Fees for establishing Offshore Entities are normally payable in advance with Certified Check, International Money Order, wire transfer or equivalent.
Establishing and maintaining Offshore Entities is generally more expensive than comparable domestic entities. As an example, in the United States the annual maintenance of a domestic corporation may run several hundred US dollars. An equivalent "offshore company" may run a thousand dollars or more, especially if the more common ancillary services such as Nominee Directors are required. The prospective offshore participant should fully understand the costs involved at the outset, yet recognize that these increased costs are yield higher levels of confidentially, minimized local reporting requirements, generally no local corporate taxes and increased business flexibility.
Although some approach offshore entities with the expectation of US tax benefits, most business formations solely for this purpose do not yield those results. US citizens should note that there are specific US reporting requirements for interests in foreign corporations, trusts and bank accounts. US citizens and others filing Internal Revenue Service returns are not immune from requisite declaration of ownership interests in foreign entities. Accordingly, you should consult with your personal tax advisor before implementing any specific plan utilizing offshore structures. However, depending on the nature of the business and offshore structure, some companies may realize an enhanced tax position for their owners and the related corporate entities.

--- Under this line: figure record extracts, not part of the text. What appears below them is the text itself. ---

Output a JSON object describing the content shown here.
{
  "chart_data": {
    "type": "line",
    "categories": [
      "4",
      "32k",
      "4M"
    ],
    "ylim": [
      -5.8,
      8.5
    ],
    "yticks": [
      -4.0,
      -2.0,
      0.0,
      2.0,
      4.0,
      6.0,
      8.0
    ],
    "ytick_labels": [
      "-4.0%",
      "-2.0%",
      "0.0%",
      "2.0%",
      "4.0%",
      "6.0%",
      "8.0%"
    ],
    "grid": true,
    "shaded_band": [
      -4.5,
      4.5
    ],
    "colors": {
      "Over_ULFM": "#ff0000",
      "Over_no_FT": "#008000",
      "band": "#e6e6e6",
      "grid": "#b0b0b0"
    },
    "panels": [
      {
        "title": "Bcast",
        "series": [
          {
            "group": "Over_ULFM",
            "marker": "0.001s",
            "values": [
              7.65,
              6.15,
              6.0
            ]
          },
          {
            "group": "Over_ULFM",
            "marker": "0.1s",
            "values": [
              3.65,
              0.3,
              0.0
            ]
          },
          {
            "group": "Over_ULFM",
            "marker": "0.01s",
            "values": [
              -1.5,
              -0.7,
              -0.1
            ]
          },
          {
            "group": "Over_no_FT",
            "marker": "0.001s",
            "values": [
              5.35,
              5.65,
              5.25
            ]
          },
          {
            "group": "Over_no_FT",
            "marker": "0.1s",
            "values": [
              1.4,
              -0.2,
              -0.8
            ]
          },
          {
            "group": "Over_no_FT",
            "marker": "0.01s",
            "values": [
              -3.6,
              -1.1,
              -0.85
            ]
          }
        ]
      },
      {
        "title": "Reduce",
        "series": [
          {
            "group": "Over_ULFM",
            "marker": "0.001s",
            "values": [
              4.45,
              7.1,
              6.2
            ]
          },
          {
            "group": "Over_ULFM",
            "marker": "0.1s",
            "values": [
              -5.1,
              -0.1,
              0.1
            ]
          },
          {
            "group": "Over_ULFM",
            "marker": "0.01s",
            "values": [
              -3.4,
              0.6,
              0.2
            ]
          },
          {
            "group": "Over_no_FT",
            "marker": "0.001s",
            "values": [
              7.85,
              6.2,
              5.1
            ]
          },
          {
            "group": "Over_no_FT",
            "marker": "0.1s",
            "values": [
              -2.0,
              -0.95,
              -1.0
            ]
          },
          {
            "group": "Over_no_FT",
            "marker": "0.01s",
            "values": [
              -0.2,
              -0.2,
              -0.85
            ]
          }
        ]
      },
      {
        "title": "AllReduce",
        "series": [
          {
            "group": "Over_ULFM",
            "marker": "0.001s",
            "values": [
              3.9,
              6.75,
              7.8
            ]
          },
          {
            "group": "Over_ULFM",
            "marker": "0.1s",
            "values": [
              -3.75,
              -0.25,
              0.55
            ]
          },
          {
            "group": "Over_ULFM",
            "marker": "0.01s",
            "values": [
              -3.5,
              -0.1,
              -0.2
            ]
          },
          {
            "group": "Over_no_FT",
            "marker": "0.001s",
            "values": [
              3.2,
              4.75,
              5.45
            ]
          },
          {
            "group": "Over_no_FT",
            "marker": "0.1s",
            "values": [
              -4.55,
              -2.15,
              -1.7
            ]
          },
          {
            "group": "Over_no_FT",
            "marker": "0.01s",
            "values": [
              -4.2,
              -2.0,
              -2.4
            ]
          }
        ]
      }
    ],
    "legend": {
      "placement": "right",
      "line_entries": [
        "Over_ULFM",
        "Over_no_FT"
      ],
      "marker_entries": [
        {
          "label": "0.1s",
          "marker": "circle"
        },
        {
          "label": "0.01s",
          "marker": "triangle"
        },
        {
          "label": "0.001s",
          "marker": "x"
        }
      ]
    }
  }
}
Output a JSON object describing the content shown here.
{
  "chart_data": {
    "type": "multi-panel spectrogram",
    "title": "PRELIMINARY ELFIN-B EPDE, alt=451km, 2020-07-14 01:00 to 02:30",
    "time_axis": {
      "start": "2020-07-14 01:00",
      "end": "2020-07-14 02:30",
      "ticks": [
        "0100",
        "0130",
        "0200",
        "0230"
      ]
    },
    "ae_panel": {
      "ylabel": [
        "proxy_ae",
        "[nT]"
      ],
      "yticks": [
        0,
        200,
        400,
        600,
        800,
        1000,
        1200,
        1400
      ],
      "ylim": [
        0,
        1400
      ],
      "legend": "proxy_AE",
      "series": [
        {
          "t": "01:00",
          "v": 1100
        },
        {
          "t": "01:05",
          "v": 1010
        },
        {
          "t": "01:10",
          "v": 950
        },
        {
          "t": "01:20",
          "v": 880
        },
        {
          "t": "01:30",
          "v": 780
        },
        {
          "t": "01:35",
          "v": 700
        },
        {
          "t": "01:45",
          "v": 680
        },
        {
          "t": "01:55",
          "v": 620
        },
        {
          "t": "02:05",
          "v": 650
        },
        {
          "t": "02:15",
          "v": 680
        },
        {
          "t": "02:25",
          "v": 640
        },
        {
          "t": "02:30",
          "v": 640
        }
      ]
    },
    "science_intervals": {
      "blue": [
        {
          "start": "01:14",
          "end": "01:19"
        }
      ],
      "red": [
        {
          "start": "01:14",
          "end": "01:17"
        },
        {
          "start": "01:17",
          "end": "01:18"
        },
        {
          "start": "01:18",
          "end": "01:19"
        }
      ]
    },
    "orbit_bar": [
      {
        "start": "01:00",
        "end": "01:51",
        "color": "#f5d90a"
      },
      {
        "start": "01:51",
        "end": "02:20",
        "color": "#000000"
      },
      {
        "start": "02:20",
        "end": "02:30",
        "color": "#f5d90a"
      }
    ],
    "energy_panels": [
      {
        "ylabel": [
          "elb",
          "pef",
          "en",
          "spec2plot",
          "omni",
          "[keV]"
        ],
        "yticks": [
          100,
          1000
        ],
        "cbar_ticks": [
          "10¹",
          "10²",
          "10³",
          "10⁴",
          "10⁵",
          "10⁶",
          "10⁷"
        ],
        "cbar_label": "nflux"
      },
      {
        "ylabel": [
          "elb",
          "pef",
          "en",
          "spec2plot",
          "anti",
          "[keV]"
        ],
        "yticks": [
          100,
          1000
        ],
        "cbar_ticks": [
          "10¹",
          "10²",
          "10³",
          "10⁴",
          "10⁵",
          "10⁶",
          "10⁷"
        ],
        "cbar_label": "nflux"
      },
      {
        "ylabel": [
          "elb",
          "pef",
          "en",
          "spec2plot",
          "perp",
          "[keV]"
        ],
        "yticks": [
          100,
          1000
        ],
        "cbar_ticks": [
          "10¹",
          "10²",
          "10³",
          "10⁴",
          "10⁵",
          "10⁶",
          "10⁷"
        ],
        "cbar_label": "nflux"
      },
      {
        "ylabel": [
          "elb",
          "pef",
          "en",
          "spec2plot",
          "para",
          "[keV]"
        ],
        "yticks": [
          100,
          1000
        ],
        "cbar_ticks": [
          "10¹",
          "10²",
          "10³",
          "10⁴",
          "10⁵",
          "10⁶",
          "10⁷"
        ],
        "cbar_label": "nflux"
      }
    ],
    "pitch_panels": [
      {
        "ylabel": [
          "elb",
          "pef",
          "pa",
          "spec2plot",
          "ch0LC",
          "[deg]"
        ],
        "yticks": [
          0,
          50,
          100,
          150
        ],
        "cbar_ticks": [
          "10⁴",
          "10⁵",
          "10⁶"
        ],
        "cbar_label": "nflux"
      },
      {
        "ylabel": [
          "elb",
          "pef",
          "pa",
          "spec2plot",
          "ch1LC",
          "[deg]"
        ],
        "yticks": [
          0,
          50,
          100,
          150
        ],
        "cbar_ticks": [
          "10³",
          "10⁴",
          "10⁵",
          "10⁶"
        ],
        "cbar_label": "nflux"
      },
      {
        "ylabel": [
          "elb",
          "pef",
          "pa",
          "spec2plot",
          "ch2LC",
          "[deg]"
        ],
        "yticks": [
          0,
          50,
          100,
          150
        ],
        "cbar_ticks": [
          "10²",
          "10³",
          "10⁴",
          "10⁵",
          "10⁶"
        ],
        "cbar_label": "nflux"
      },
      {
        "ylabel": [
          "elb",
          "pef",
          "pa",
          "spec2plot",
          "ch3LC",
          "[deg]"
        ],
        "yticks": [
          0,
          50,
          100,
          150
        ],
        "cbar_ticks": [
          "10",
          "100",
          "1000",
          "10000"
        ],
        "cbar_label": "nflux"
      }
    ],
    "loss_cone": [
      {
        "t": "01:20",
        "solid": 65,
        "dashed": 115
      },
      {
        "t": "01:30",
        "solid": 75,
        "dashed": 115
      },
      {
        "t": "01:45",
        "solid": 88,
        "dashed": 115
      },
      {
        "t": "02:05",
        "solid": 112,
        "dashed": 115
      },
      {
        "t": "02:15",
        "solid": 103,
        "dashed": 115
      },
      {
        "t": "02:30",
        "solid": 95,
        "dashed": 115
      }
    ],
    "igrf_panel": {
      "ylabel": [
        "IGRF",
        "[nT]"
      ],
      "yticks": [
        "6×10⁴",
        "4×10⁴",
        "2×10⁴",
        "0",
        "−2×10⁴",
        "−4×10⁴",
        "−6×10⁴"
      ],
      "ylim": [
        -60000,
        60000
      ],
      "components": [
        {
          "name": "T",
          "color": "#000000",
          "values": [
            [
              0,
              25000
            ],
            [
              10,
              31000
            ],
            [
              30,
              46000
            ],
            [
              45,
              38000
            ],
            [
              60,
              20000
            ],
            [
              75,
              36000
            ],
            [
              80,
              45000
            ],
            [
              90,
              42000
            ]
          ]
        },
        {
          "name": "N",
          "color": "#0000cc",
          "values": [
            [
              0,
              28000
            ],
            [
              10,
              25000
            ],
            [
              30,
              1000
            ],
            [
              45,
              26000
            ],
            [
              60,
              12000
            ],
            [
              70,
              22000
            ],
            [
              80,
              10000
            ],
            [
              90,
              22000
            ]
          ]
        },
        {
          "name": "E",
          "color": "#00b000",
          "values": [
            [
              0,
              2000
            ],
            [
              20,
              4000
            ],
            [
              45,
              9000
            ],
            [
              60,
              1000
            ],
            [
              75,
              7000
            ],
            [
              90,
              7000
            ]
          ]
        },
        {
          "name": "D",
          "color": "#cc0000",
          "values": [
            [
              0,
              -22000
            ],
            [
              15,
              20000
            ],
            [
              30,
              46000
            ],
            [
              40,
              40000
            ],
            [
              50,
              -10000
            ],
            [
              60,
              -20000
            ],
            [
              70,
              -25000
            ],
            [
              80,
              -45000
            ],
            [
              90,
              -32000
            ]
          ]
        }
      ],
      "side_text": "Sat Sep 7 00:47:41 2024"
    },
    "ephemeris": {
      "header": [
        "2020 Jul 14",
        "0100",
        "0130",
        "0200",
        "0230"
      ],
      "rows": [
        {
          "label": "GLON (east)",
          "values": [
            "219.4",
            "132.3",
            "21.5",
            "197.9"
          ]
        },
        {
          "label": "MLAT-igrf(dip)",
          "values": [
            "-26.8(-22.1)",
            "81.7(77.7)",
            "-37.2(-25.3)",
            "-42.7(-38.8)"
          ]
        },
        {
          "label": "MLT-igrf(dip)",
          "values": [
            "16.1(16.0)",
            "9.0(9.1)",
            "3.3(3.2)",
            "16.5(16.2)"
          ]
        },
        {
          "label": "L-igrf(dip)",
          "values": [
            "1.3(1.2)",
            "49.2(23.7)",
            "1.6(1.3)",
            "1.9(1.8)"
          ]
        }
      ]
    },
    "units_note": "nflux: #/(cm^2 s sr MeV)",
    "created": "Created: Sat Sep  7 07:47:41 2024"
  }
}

Frequently, Asset Protection is an objective of going "Offshore". Sometimes this goal is met by using a combination of structures, both foreign and domestic. Qualified legal advice should be sought before committing to any Asset Protection Structure as effective use of these devices generally require highly customized plans. Frequently an Asset Protection Trust is employed in combination with an Offshore Corporation, Limited Liability Company or Family Limited Partnership. Favorable legislation that supports this type of protection can be found in both the Cook Islands, Nevis, and other "Offshore Financial Center" jurisdictions. Sometimes "Asset Protection Trusts" along with their captive investment companies are combined with a domestic corporation or limited partnership. These combinations offer unique asset protection features, although they require highly customized planning to avoid tax and control "pitfalls."
This article is designed to introduce you to the importance of asset planning and the need to protect your wealth. It is published as part of general information series for visitors to our web site. If you need to pursue an asset protection strategy, make sure you do it with the assistance of a professional.